El juicio moral que hacemos del suicidio suele estar en relación con la motivación: rechazamos el que se basa en el egoísmo y exaltamos el realizado por una causa que aplaude la sociedad. Y, sin embargo, desde el repudio del suicidio privado a la apología de la muerte heroica no hay otro trecho que el minúsculo del móvil. Siendo así, hay que tener muy claro que no cabe juzgar la motivación que en uso de su libertad cada cual haya tenido para seguir viviendo o decidir morir, porque reposa en una valoración personal e intransferible de la que cada uno es el único responsable. Es curioso que muchos que se presentan como defensores acérrimos de la libertad individual no permitan que se ejerza el derecho primordial de decidir libremente el para qué y cuándo morir, fundamento de todas las demás libertades que dicen defender.

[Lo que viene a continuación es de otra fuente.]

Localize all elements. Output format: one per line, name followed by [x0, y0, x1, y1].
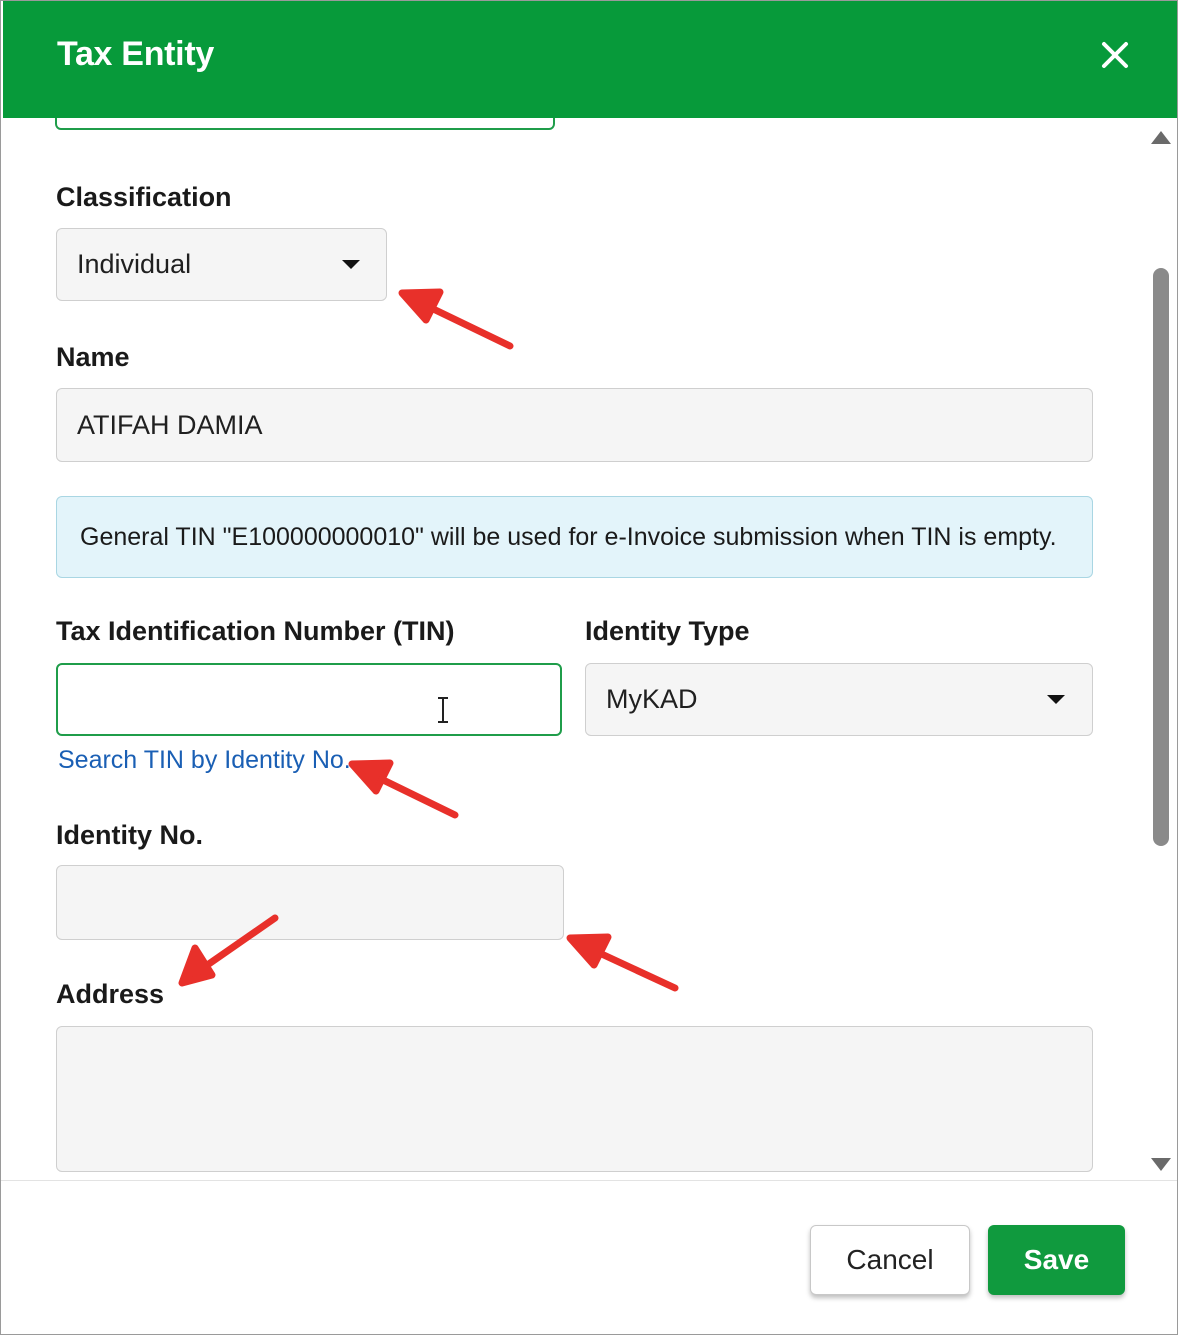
dialog-body: Classification Individual Name ATIFAH DA…: [1, 118, 1177, 1180]
classification-value: Individual: [77, 249, 192, 279]
scroll-up-icon[interactable]: [1151, 131, 1171, 144]
name-value: ATIFAH DAMIA: [77, 409, 263, 440]
close-icon[interactable]: [1097, 37, 1133, 73]
save-button[interactable]: Save: [988, 1225, 1125, 1295]
tax-entity-dialog: Tax Entity Classification Individual Nam…: [0, 0, 1178, 1335]
address-label: Address: [56, 979, 165, 1009]
info-banner-text: General TIN "E100000000010" will be used…: [80, 522, 1057, 551]
scrollbar-thumb[interactable]: [1153, 268, 1169, 846]
identity-no-field[interactable]: [56, 865, 564, 940]
scrollbar[interactable]: [1147, 126, 1175, 1171]
chevron-down-icon: [342, 260, 360, 269]
previous-field-partial[interactable]: [55, 118, 555, 130]
name-field[interactable]: ATIFAH DAMIA: [56, 388, 1093, 462]
tin-input[interactable]: [56, 663, 562, 736]
identity-type-label: Identity Type: [585, 616, 750, 646]
search-tin-link[interactable]: Search TIN by Identity No.: [58, 746, 351, 775]
identity-type-select[interactable]: MyKAD: [585, 663, 1093, 736]
classification-select[interactable]: Individual: [56, 228, 387, 301]
scroll-down-icon[interactable]: [1151, 1158, 1171, 1171]
text-cursor-icon: [438, 697, 448, 723]
dialog-header: Tax Entity: [3, 1, 1177, 118]
address-textarea[interactable]: [56, 1026, 1093, 1172]
info-banner: General TIN "E100000000010" will be used…: [56, 496, 1093, 578]
identity-type-value: MyKAD: [606, 684, 698, 714]
dialog-footer: Cancel Save: [1, 1180, 1177, 1334]
classification-label: Classification: [56, 182, 232, 212]
dialog-title: Tax Entity: [57, 35, 214, 73]
name-label: Name: [56, 342, 130, 372]
identity-no-label: Identity No.: [56, 820, 203, 850]
cancel-button[interactable]: Cancel: [810, 1225, 970, 1295]
chevron-down-icon: [1047, 695, 1065, 704]
tin-label: Tax Identification Number (TIN): [56, 616, 455, 646]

El que hayamos nacido condenados a morir, lejos de ser un destino inaceptable que nos obligaría a inventarnos formas de sobrevivencia -la muerte no sería más que el tránsito a otra vida-, se revela el fundamento más sólido de nuestra libertad. La perspectiva de la muerte no sólo nos manifiesta los valores por los que vivir (aquellos que, si nos los arrebatasen, preferiríamos morir) y en cuya defensa estamos dispuestos a arriesgar la vida, sino que es el fundamento último de nuestra libertad, que consiste en poder decidir el momento y la causa que consideramos mejor para morir. Nos sentimos libres mientras sepamos en qué grado de esclavitud o de dolor elegiremos la muerte. De algo estamos seguros, nunca sufriremos el castigo de Sísifo o el de Prometeo, porque, a diferencia de los dioses, somos mortales.

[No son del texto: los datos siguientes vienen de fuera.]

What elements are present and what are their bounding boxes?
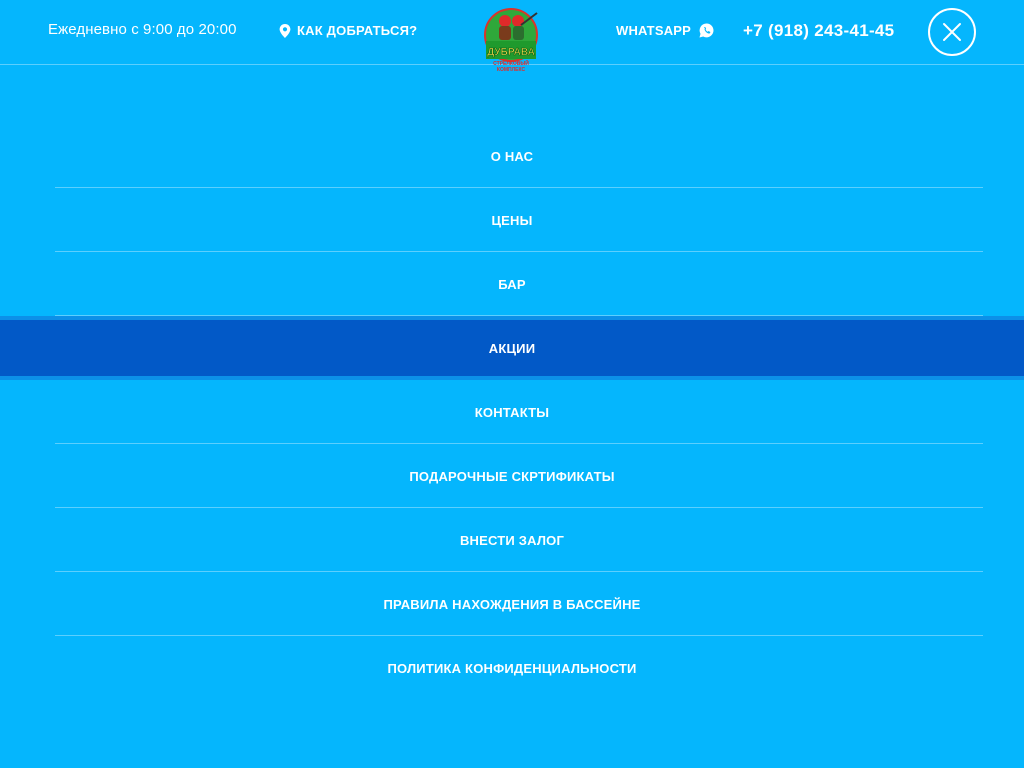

Estas reflexiones sobre el valor moral del suicidio están escritas como proemio a una discusión sobre la eutanasia, que ocupa cada vez un mayor espacio en la Europa de nuestros días. La principal dificultad radica en que sobre la eutanasia que, en última instancia, es ayuda al suicidio, no cabe alcanzar la claridad lúcida que cabe respecto al suicidio. Muy consciente de la diferencia, conviene, sin embargo, subrayar, primero, que el derecho al suicidio es el presupuesto que subyace en un posible derecho a la eutanasia; si no se reconoce el primero, huelga seguir adelante. En segundo lugar, que los escollos surgen cuando un derecho tan personal e intransferible como es el de suicidarse tiene que interpretarlo una voluntad ajena, lo que únicamente se justifica porque la persona a la que habría que ayudar a morir se encuentra en una situación tan cabalmente inhumana que no puede hacer ya uso de la libertad básica, fuente de todas las demás libertades, la de quitarse la vida cuando lo juzgue oportuno.

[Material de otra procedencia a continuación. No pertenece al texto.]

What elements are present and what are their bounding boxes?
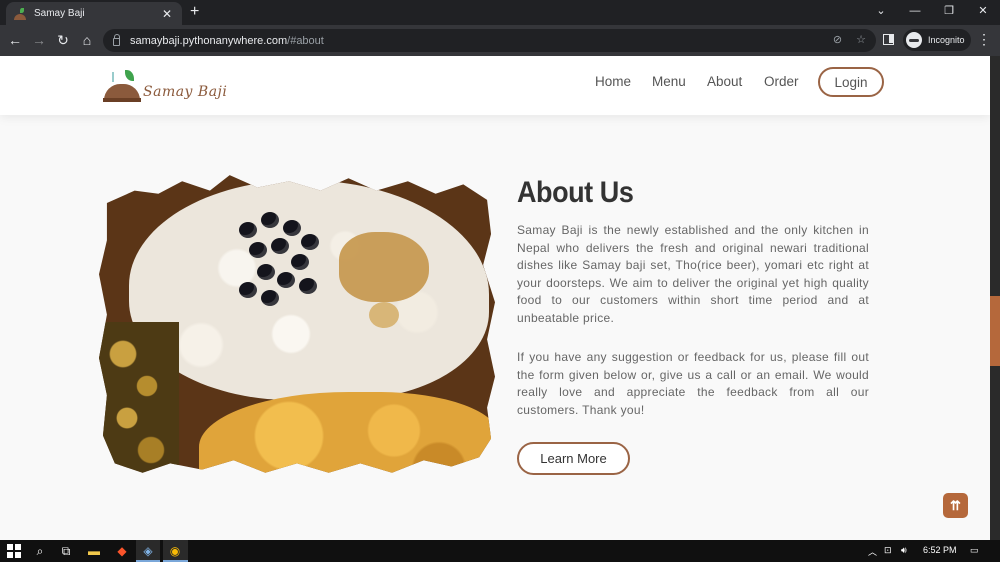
- close-window-button[interactable]: ✕: [968, 3, 998, 19]
- web-page: Samay Baji Home Menu About Order Login A…: [0, 56, 990, 540]
- tab-samay-baji[interactable]: Samay Baji ✕: [6, 2, 182, 25]
- browser-toolbar: ← → ↻ ⌂ samaybaji.pythonanywhere.com/#ab…: [0, 25, 1000, 56]
- about-paragraph-1: Samay Baji is the newly established and …: [517, 223, 869, 325]
- tab-title: Samay Baji: [34, 8, 85, 19]
- nav-menu[interactable]: Menu: [652, 74, 686, 89]
- logo-text: Samay Baji: [143, 84, 228, 100]
- nav-order[interactable]: Order: [764, 74, 799, 89]
- search-icon[interactable]: ⌕: [32, 543, 48, 559]
- eye-off-icon[interactable]: ⊘: [833, 33, 842, 46]
- logo-bowl-icon: [103, 68, 141, 102]
- lock-icon[interactable]: [113, 33, 120, 46]
- forward-arrow-icon[interactable]: →: [30, 32, 48, 48]
- incognito-label: Incognito: [928, 35, 965, 45]
- about-paragraph-2: If you have any suggestion or feedback f…: [517, 350, 869, 417]
- windows-start-icon[interactable]: [6, 543, 22, 559]
- restore-button[interactable]: ❐: [934, 3, 964, 19]
- browser-menu-icon[interactable]: ⋮: [977, 31, 991, 47]
- new-tab-button[interactable]: +: [190, 3, 199, 21]
- nav-home[interactable]: Home: [595, 74, 631, 89]
- tab-close-icon[interactable]: ✕: [160, 7, 174, 21]
- back-arrow-icon[interactable]: ←: [6, 32, 24, 48]
- volume-icon[interactable]: 🔊︎: [901, 545, 907, 556]
- file-explorer-icon[interactable]: ▬: [86, 543, 102, 559]
- chrome-icon[interactable]: ◉: [167, 543, 183, 559]
- login-button[interactable]: Login: [818, 67, 884, 97]
- page-scrollbar[interactable]: [990, 56, 1000, 540]
- back-to-top-button[interactable]: ⇈: [943, 493, 968, 518]
- notifications-icon[interactable]: ▭: [970, 545, 979, 556]
- side-panel-icon[interactable]: [883, 34, 894, 45]
- tab-search-icon[interactable]: ⌄: [866, 3, 896, 19]
- url-path: /#about: [287, 34, 324, 47]
- url-host: samaybaji.pythonanywhere.com: [130, 34, 288, 47]
- site-header: Samay Baji Home Menu About Order Login: [0, 56, 990, 115]
- bookmark-star-icon[interactable]: ☆: [856, 33, 866, 46]
- double-chevron-up-icon: ⇈: [950, 497, 961, 513]
- python-app-icon[interactable]: ◈: [140, 543, 156, 559]
- incognito-icon: [906, 32, 922, 48]
- reload-icon[interactable]: ↻: [54, 32, 72, 48]
- tray-chevron-icon[interactable]: ︿: [868, 545, 877, 558]
- tab-strip: Samay Baji ✕ + ⌄ — ❐ ✕: [0, 0, 1000, 25]
- brave-browser-icon[interactable]: ◆: [114, 543, 130, 559]
- network-icon[interactable]: ⊡: [884, 545, 892, 556]
- windows-taskbar: ⌕ ⧉ ▬ ◆ ◈ ◉ ︿ ⊡ 🔊︎ 6:52 PM ▭: [0, 540, 1000, 562]
- task-view-icon[interactable]: ⧉: [58, 543, 74, 559]
- nav-about[interactable]: About: [707, 74, 742, 89]
- about-heading: About Us: [517, 176, 634, 209]
- site-favicon-icon: [14, 7, 26, 20]
- learn-more-button[interactable]: Learn More: [517, 442, 630, 475]
- site-logo[interactable]: Samay Baji: [103, 68, 227, 102]
- address-bar[interactable]: samaybaji.pythonanywhere.com/#about ⊘ ☆: [103, 29, 876, 52]
- home-icon[interactable]: ⌂: [78, 32, 96, 48]
- incognito-profile-button[interactable]: Incognito: [903, 29, 971, 51]
- about-food-image: [99, 175, 495, 473]
- clock-time[interactable]: 6:52 PM: [923, 545, 957, 555]
- minimize-button[interactable]: —: [900, 3, 930, 19]
- scrollbar-thumb[interactable]: [990, 296, 1000, 366]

Se comprende que los poderes constituidos nada teman tanto como a ciudadanos libres, dispuestos a arriesgar su vida, o a quitársela, por las razones y cuando lo estimen pertinente. Si a esto se añade que la eutanasia ofrece una extensa casuística de situaciones muy diferentes, e incluso de intereses contradictorios en los que no podemos entrar, no habrá que insistir en que se trata de un asunto en el que hay que hilar muy fino. Con todo, pienso que partiendo del derecho a la vida, que tiene su reverso en el derecho a la muerte, es decir, el derecho a luchar por los valores por los que se quiere vivir y, por tanto, se está dispuesto a morir, con prudencia podríamos ir dando forma jurídica al derecho a la eutanasia.
Ignacio Sotelo es catedrático excedente de Sociología.